The three-part rule for moisture management
Get moisture off of, out of and away from a construction detail as quickly as possible
By John Koester
The three-part rule of moisture management is to “get moisture off of, out of and away from a construction detail as quickly as possible.” However, we are left with the nagging questions: Off to where? Out to where? Away to where?
Answering these three questions is the really difficult part of the rule. Only a fraction of the liquid water involved will evaporate into thin air and, in some cases, even then it still can have a negative impact on the construction detail.
Part I: Off a construction detailLet’s start with getting the water “off of” a construction detail. Obviously, this applies to hundreds and hundreds of details; however, let’s start with roofs. Roofs can be sloped to drain in many directions. (See Image A.)
The roof style depends on numerous factors, including architectural style, distance to be covered, budget, etc. Generally, for moisture management purposes, the more slope, the better. The greater the slope (pitch) on a roof, the faster liquid water can run off. (See Image B.)
This is important, since the less time liquid water is on a construction detail (roof), the less likelihood it will absorb into that construction detail.
We also should reduce the number of projections or obstructions that are in the path of this draining liquid water. Anything that slows the flow of liquid water off a construction detail, such as chimneys or vent stacks, increases the amount of time that liquid water will spend on the construction detail. (See Image C.)
The best scenario for liquid water, once it is off a roof perimeter detail and headed downward, is directly to a designed grade. (See Image F-1.) If it comes in contact with the surface of the building’s exterior wall or lands on another construction detail, more work is to be done. (See Image D.)
Part II: Out of a construction detailThe amount of water entering a construction detail is certainly of concern. However, the amount of “time” that even a small amount of water is in a construction detail also is of concern. The extended time factor will allow moisture to absorb more deeply into the detail. Amount and time are negatives, because they extend the drying cycle – possibly even into the next wetting cycle – allowing the construction detail to be in a perpetually wet condition.
This extended wet condition also may be subjected to a freeze-thaw cycling, compounding the problem. The amount of time that moisture is in contact with a construction detail is, in many cases, even more critical than the amount of moisture involved. It also can result in the much-publicized mold issue.
of” a construction detail is the law! (2009 IBC R703.12.1.)
Part III: Away from a construction detailOnce the liquid water is on the top surface of the surrounding grade, the third element of moisture management comes into play. We need to get the moisture that we have drained “off of” and “out of” the building, “away from” any and all construction details. Building sites must have a designed drainage plan. This drainage plan should be in place from the earliest stages of the planning phase; it should be rigorously maintained during the construction phase; and it should be continued throughout the building’s useful existence.

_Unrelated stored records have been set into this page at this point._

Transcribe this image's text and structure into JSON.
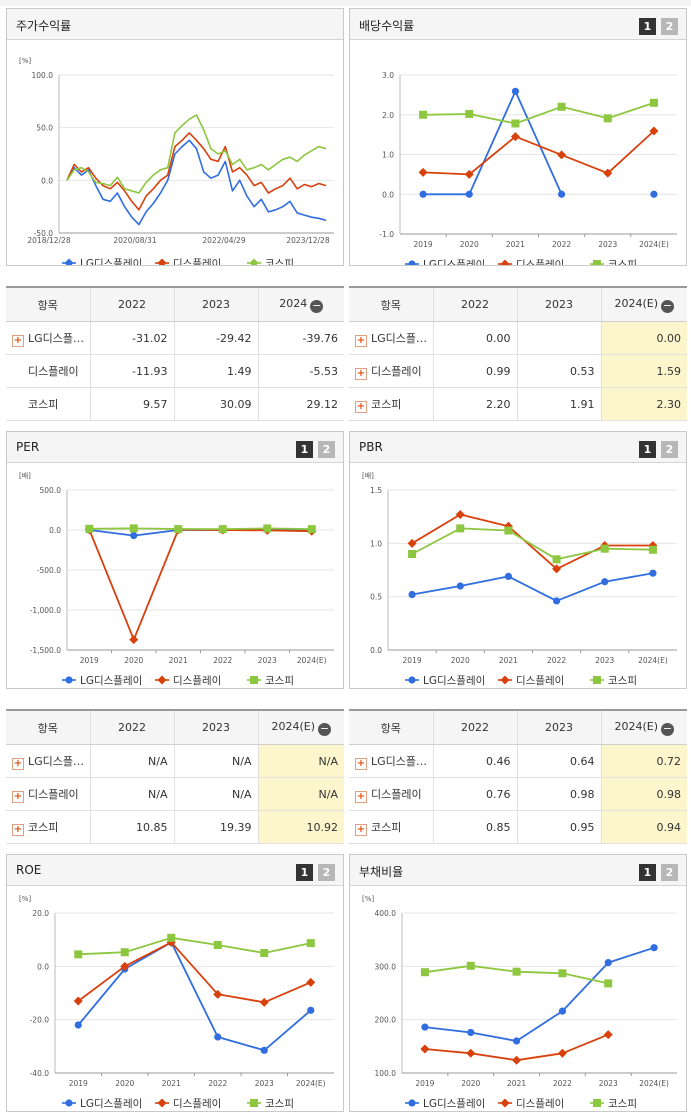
{
  "legend_labels": [
    "LG디스플레이",
    "디스플레이",
    "코스피"
  ],
  "colors": {
    "lg": "#2f6de1",
    "disp": "#d8400c",
    "kospi": "#8dc63f"
  },
  "panels": {
    "stock": {
      "title": "주가수익률"
    },
    "dividend": {
      "title": "배당수익률",
      "page1": "1",
      "page2": "2"
    },
    "per": {
      "title": "PER",
      "page1": "1",
      "page2": "2"
    },
    "pbr": {
      "title": "PBR",
      "page1": "1",
      "page2": "2"
    },
    "roe": {
      "title": "ROE",
      "page1": "1",
      "page2": "2"
    },
    "debt": {
      "title": "부채비율",
      "page1": "1",
      "page2": "2"
    }
  },
  "tables": {
    "stock": {
      "headers": [
        "항목",
        "2022",
        "2023",
        "2024"
      ],
      "rows": [
        {
          "name": "LG디스플…",
          "values": [
            "-31.02",
            "-29.42",
            "-39.76"
          ]
        },
        {
          "name": "디스플레이",
          "values": [
            "-11.93",
            "1.49",
            "-5.53"
          ]
        },
        {
          "name": "코스피",
          "values": [
            "9.57",
            "30.09",
            "29.12"
          ]
        }
      ]
    },
    "dividend": {
      "headers": [
        "항목",
        "2022",
        "2023",
        "2024(E)"
      ],
      "rows": [
        {
          "name": "LG디스플…",
          "values": [
            "0.00",
            "",
            "0.00"
          ]
        },
        {
          "name": "디스플레이",
          "values": [
            "0.99",
            "0.53",
            "1.59"
          ]
        },
        {
          "name": "코스피",
          "values": [
            "2.20",
            "1.91",
            "2.30"
          ]
        }
      ]
    },
    "per": {
      "headers": [
        "항목",
        "2022",
        "2023",
        "2024(E)"
      ],
      "rows": [
        {
          "name": "LG디스플…",
          "values": [
            "N/A",
            "N/A",
            "N/A"
          ]
        },
        {
          "name": "디스플레이",
          "values": [
            "N/A",
            "N/A",
            "N/A"
          ]
        },
        {
          "name": "코스피",
          "values": [
            "10.85",
            "19.39",
            "10.92"
          ]
        }
      ]
    },
    "pbr": {
      "headers": [
        "항목",
        "2022",
        "2023",
        "2024(E)"
      ],
      "rows": [
        {
          "name": "LG디스플…",
          "values": [
            "0.46",
            "0.64",
            "0.72"
          ]
        },
        {
          "name": "디스플레이",
          "values": [
            "0.76",
            "0.98",
            "0.98"
          ]
        },
        {
          "name": "코스피",
          "values": [
            "0.85",
            "0.95",
            "0.94"
          ]
        }
      ]
    }
  },
  "chart_data": [
    {
      "id": "stock",
      "type": "line",
      "title": "주가수익률",
      "ylabel": "[%]",
      "x_ticks": [
        "2018/12/28",
        "2020/08/31",
        "2022/04/29",
        "2023/12/28"
      ],
      "ylim": [
        -50,
        100
      ],
      "y_ticks": [
        -50,
        0,
        50,
        100
      ],
      "y_tick_labels": [
        "-50.0",
        "0.0",
        "50.0",
        "100.0"
      ],
      "markers": false,
      "series": [
        {
          "name": "LG디스플레이",
          "color": "lg",
          "values": [
            0,
            12,
            5,
            10,
            -5,
            -18,
            -20,
            -12,
            -25,
            -35,
            -42,
            -30,
            -22,
            -12,
            0,
            25,
            32,
            38,
            30,
            8,
            2,
            5,
            18,
            -10,
            0,
            -15,
            -25,
            -18,
            -30,
            -28,
            -25,
            -20,
            -31,
            -33,
            -35,
            -36,
            -38
          ]
        },
        {
          "name": "디스플레이",
          "color": "disp",
          "values": [
            0,
            15,
            8,
            12,
            2,
            -5,
            -8,
            -2,
            -10,
            -20,
            -28,
            -15,
            -8,
            0,
            5,
            32,
            38,
            45,
            38,
            30,
            20,
            18,
            32,
            8,
            12,
            5,
            -5,
            -2,
            -12,
            -8,
            -5,
            2,
            -8,
            -4,
            -6,
            -3,
            -5
          ]
        },
        {
          "name": "코스피",
          "color": "kospi",
          "values": [
            0,
            10,
            12,
            8,
            -2,
            -3,
            -5,
            3,
            -8,
            -10,
            -12,
            -2,
            5,
            10,
            12,
            45,
            52,
            58,
            62,
            48,
            30,
            25,
            28,
            15,
            20,
            10,
            12,
            15,
            10,
            15,
            20,
            22,
            18,
            24,
            28,
            32,
            30
          ]
        }
      ]
    },
    {
      "id": "dividend",
      "type": "line",
      "title": "배당수익률",
      "categories": [
        "2019",
        "2020",
        "2021",
        "2022",
        "2023",
        "2024(E)"
      ],
      "ylim": [
        -1,
        3
      ],
      "y_ticks": [
        -1,
        0,
        1,
        2,
        3
      ],
      "y_tick_labels": [
        "-1.0",
        "0.0",
        "1.0",
        "2.0",
        "3.0"
      ],
      "markers": true,
      "series": [
        {
          "name": "LG디스플레이",
          "color": "lg",
          "marker": "circle",
          "values": [
            0.0,
            0.0,
            2.59,
            0.0,
            null,
            0.0
          ]
        },
        {
          "name": "디스플레이",
          "color": "disp",
          "marker": "diamond",
          "values": [
            0.55,
            0.5,
            1.45,
            0.99,
            0.53,
            1.59
          ]
        },
        {
          "name": "코스피",
          "color": "kospi",
          "marker": "square",
          "values": [
            2.0,
            2.02,
            1.78,
            2.2,
            1.91,
            2.3
          ]
        }
      ]
    },
    {
      "id": "per",
      "type": "line",
      "title": "PER",
      "ylabel": "[배]",
      "categories": [
        "2019",
        "2020",
        "2021",
        "2022",
        "2023",
        "2024(E)"
      ],
      "ylim": [
        -1500,
        500
      ],
      "y_ticks": [
        -1500,
        -1000,
        -500,
        0,
        500
      ],
      "y_tick_labels": [
        "-1,500.0",
        "-1,000.0",
        "-500.0",
        "0.0",
        "500.0"
      ],
      "markers": true,
      "series": [
        {
          "name": "LG디스플레이",
          "color": "lg",
          "marker": "circle",
          "values": [
            0,
            -70,
            0,
            0,
            0,
            0
          ]
        },
        {
          "name": "디스플레이",
          "color": "disp",
          "marker": "diamond",
          "values": [
            5,
            -1370,
            5,
            0,
            -5,
            -15
          ]
        },
        {
          "name": "코스피",
          "color": "kospi",
          "marker": "square",
          "values": [
            15,
            20,
            12,
            10.85,
            19.39,
            10.92
          ]
        }
      ]
    },
    {
      "id": "pbr",
      "type": "line",
      "title": "PBR",
      "ylabel": "[배]",
      "categories": [
        "2019",
        "2020",
        "2021",
        "2022",
        "2023",
        "2024(E)"
      ],
      "ylim": [
        0,
        1.5
      ],
      "y_ticks": [
        0,
        0.5,
        1.0,
        1.5
      ],
      "y_tick_labels": [
        "0.0",
        "0.5",
        "1.0",
        "1.5"
      ],
      "markers": true,
      "series": [
        {
          "name": "LG디스플레이",
          "color": "lg",
          "marker": "circle",
          "values": [
            0.52,
            0.6,
            0.69,
            0.46,
            0.64,
            0.72
          ]
        },
        {
          "name": "디스플레이",
          "color": "disp",
          "marker": "diamond",
          "values": [
            1.0,
            1.27,
            1.16,
            0.76,
            0.98,
            0.98
          ]
        },
        {
          "name": "코스피",
          "color": "kospi",
          "marker": "square",
          "values": [
            0.9,
            1.14,
            1.12,
            0.85,
            0.95,
            0.94
          ]
        }
      ]
    },
    {
      "id": "roe",
      "type": "line",
      "title": "ROE",
      "ylabel": "[%]",
      "categories": [
        "2019",
        "2020",
        "2021",
        "2022",
        "2023",
        "2024(E)"
      ],
      "ylim": [
        -40,
        20
      ],
      "y_ticks": [
        -40,
        -20,
        0,
        20
      ],
      "y_tick_labels": [
        "-40.0",
        "-20.0",
        "0.0",
        "20.0"
      ],
      "markers": true,
      "series": [
        {
          "name": "LG디스플레이",
          "color": "lg",
          "marker": "circle",
          "values": [
            -22,
            -1,
            9,
            -26.5,
            -31.5,
            -16.5
          ]
        },
        {
          "name": "디스플레이",
          "color": "disp",
          "marker": "diamond",
          "values": [
            -13,
            0,
            9,
            -10.5,
            -13.5,
            -6
          ]
        },
        {
          "name": "코스피",
          "color": "kospi",
          "marker": "square",
          "values": [
            4.5,
            5.3,
            10.7,
            8.0,
            5.0,
            8.7
          ]
        }
      ]
    },
    {
      "id": "debt",
      "type": "line",
      "title": "부채비율",
      "ylabel": "[%]",
      "categories": [
        "2019",
        "2020",
        "2021",
        "2022",
        "2023",
        "2024(E)"
      ],
      "ylim": [
        100,
        400
      ],
      "y_ticks": [
        100,
        200,
        300,
        400
      ],
      "y_tick_labels": [
        "100.0",
        "200.0",
        "300.0",
        "400.0"
      ],
      "markers": true,
      "series": [
        {
          "name": "LG디스플레이",
          "color": "lg",
          "marker": "circle",
          "values": [
            186,
            176,
            160,
            216,
            307,
            335
          ]
        },
        {
          "name": "디스플레이",
          "color": "disp",
          "marker": "diamond",
          "values": [
            145,
            137,
            124,
            137,
            172,
            null
          ]
        },
        {
          "name": "코스피",
          "color": "kospi",
          "marker": "square",
          "values": [
            289,
            301,
            290,
            287,
            268,
            null
          ]
        }
      ]
    }
  ]
}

Unfortunately, this is one of the most neglected aspects of good moisture management. If neglected, dire consequences may occur, since critical structural components of a building such as basement walls and footings, and their supporting soils, may be compromised. (See Image K.)
Landscaping, both hard and soft, that is immediately adjacent to buildings must be designed to compensate for fill disturbed by foundation excavation. (See Images K-1 & K-2.) If this runoff water needs to be diverted around dwellings, the pathway swale needs to be a minimum of 15 feet away from dwelling and, preferably, hard surfaced. (See Image M.) Excessive moisture will also over-stress the moisture-resistant coatings and drain tile systems that should be a part of below-grade construction details. (See Image L.)
If the ambient temperature in the below-grade construction details cannot keep basement walls and floors warmed, and if they are constantly in a cool condition, chances are that surface temperatures of these foundation components may be at or below the dew point, and condensation will occur. When water vapor condenses on a surface, or on other air particles, liquid water droplets form. This can and often does create a “wet basement.”
By now, it should be apparent that, by not complying with the “away from” part of the rule of good moisture management, really bad things can and will happen. Designing and maintaining a good drainage plan for a construction site is not easy, but it is well worth it. A construction site with a designed and maintained drainage plan is more efficient for everyone involved. A site that is allowed to turn into a “swamp” will regularly impact the site, including the soils and the fill surrounding the building foundation, and that may have both short-term and long-term negative consequences.
ConclusionWhen it comes to managing moisture, it should be obvious that there are direct connections among all moisture management conditions and components. John Donne wrote, “No man is an island, entire of itself.”
The same thing holds true for any construction component or detail. Very few, if any, features or factors of a construction project stand alone. A holistic relationship exists, and the improper treatment or neglect of any one component will imperil the rest.